August 17, 2022 |

Incumbent Congresswoman Liz Cheney was booted from her House seat Tuesday, completing a long fall from political grace that began with her impeachment vote against then President Donald Trump.

At 3:06 a.m. this morning, with 95 percent of the votes counted, Harriet Hageman was up 38-percentage points over the incumbent.

CNN didn’t need to wait that long to announce the winner. Cheney was losing to Trump-endorsed Hageman by a 20-point margin when the liberal cable news channel announced Hageman the winner at 8:17 p.m., a little over an hour after the poll closed.

Pictured above: Photos courtesy Harriet Hageman, Liz Cheney/Facebook.

The outcome was clear from the start. By 7:30 p.m., Hageman had jumped out to a 16 point lead with 7,000 votes counted in Natrona and Sweetwater Counties. By 8 p.m. with results from Platte and Park Counties coming, Hageman’s lead climbed to nearly 35 points.
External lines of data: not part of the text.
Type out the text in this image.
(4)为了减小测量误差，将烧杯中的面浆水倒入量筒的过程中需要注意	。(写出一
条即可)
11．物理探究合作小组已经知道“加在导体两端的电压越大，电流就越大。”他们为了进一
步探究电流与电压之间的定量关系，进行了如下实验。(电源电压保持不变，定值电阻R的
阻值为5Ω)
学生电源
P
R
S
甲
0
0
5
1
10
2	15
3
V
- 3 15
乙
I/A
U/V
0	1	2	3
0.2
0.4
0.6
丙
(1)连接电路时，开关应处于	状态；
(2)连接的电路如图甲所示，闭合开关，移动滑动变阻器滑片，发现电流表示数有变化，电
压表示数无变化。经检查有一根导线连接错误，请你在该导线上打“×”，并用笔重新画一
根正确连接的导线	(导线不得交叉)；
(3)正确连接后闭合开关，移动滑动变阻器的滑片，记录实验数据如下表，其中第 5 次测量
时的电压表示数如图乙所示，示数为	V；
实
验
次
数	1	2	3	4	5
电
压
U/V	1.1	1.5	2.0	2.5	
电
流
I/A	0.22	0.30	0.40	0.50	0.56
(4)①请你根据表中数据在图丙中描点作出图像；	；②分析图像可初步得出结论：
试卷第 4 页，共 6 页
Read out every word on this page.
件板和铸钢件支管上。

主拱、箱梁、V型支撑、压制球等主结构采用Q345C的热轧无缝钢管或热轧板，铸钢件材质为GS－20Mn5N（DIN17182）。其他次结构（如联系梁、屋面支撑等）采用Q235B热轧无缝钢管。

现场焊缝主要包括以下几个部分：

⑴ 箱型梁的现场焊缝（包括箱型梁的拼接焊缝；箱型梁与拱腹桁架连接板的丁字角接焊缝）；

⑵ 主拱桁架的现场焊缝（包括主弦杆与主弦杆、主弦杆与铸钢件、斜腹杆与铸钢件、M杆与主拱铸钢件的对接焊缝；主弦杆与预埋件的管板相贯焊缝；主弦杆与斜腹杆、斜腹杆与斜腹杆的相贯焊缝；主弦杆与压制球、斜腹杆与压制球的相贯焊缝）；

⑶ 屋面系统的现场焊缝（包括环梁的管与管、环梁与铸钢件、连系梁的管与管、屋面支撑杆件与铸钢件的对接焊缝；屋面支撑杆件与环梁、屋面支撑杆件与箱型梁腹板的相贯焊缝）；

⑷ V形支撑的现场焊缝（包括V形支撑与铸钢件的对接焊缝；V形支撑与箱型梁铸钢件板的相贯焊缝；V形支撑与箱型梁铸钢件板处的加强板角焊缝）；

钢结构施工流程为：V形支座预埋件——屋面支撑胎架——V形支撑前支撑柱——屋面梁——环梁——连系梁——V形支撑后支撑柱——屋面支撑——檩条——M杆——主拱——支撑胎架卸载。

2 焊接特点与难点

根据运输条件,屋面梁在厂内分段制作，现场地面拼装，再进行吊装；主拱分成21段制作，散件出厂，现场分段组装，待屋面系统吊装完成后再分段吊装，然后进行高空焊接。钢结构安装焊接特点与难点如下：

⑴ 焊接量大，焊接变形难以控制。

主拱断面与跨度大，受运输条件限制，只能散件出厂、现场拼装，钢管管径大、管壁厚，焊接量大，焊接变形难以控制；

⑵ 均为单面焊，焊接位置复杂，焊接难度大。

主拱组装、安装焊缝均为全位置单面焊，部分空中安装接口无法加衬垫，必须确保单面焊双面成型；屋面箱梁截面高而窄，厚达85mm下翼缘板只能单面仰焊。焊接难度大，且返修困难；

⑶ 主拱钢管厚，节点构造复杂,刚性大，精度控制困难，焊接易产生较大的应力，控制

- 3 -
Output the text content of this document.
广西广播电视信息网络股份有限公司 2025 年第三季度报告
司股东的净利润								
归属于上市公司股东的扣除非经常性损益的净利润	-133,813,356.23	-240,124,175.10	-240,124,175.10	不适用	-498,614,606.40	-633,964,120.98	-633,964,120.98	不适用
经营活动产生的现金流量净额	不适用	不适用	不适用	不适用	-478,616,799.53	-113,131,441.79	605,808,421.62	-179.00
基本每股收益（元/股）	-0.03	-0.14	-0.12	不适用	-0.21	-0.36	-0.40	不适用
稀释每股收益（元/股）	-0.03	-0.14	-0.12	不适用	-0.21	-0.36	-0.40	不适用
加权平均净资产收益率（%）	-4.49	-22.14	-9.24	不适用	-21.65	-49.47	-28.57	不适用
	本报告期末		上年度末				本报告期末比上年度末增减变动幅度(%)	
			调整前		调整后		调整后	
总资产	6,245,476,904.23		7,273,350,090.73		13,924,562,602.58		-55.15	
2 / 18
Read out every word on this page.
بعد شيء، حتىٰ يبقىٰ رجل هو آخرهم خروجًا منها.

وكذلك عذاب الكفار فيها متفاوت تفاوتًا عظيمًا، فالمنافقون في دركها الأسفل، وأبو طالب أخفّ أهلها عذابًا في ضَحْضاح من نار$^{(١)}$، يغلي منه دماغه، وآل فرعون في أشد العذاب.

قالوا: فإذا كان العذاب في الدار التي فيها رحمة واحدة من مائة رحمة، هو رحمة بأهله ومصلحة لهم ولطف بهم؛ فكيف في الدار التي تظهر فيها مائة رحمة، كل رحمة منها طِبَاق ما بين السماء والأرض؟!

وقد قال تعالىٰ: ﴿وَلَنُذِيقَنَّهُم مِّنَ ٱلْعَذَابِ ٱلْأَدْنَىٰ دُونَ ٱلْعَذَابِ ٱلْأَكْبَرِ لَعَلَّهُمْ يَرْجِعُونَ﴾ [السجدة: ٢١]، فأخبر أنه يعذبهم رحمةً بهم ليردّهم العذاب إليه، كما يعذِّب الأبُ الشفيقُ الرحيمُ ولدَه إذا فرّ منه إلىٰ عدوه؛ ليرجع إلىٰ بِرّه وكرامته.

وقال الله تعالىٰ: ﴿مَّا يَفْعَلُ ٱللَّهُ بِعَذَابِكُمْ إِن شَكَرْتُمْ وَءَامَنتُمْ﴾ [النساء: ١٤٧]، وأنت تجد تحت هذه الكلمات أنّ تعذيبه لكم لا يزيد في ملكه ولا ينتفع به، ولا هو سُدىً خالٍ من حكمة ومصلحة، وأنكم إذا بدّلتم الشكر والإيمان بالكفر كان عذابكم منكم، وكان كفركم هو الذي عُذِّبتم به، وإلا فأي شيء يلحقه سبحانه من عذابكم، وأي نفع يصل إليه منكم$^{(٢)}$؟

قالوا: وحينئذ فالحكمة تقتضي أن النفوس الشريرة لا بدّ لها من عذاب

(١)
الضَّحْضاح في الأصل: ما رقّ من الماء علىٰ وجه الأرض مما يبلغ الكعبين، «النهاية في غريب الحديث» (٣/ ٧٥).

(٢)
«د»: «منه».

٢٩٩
Minutes after the CNN called the race for Hageman, Cheney took to a stage on a cattle ranch outside Jackson where she conceded defeat and vowed to continue the fight that had cost her Wyoming’s sole seat in the U.S. House.

Cheney’s lopsided defeated concludes a free-fall that began with the Wyoming Republican party disowning her last year and then the loss of her leadership position in Congress.

About a half-hour after Cheney delivered her remarks in Jackson, Laura Ingram of Fox News asked Hageman during a live segment about the phone call Cheney said she had made to Hageman conceding the race.

Although much of the discussion on CNN and in Cheney’s speech itself focused on election deniers, Trump supporters who still question the fairness of the 2020 election process, the defeated incumbent refused take the vote as a sign that she has taken a wrong a path. She vowed to continue her personal fight against Donald Trump.

Cheney at separate points in her concession speech compared herself to Abraham Lincoln and General Ulysses Grant, who suffered defeats, she said, before seizing victory.

Hageman responded to Cheney’s single-minded fixation with Trump as an enemy of the United States and the Constitution.

Leading up to the election, polling showed Cheney trailing by 30 points overall, and as much as 57 among Republican primary voters. Teton County sealed the long-standing perception that it is in Wyoming but not of it. Jackson went for Cheney by a 50-point margin over her Trump-back. Albany County was the only other county in the state where Cheney won. The Democrat stronghold with a university town and a large contingent of state workers who commute to Cheyenne gave Cheney a nine-point win, likely on the strength of cross-over voting.

Hageman will join Senators John Barrasso and Cynthia Lummis, who both extended their congratulations. Lummis called Hageman a “tireless fighter for Wyoming.” Barrasso said in a statement that Hageman “will be tremendous ally in the fight unleash American energy, combat inflation and secure the southern border.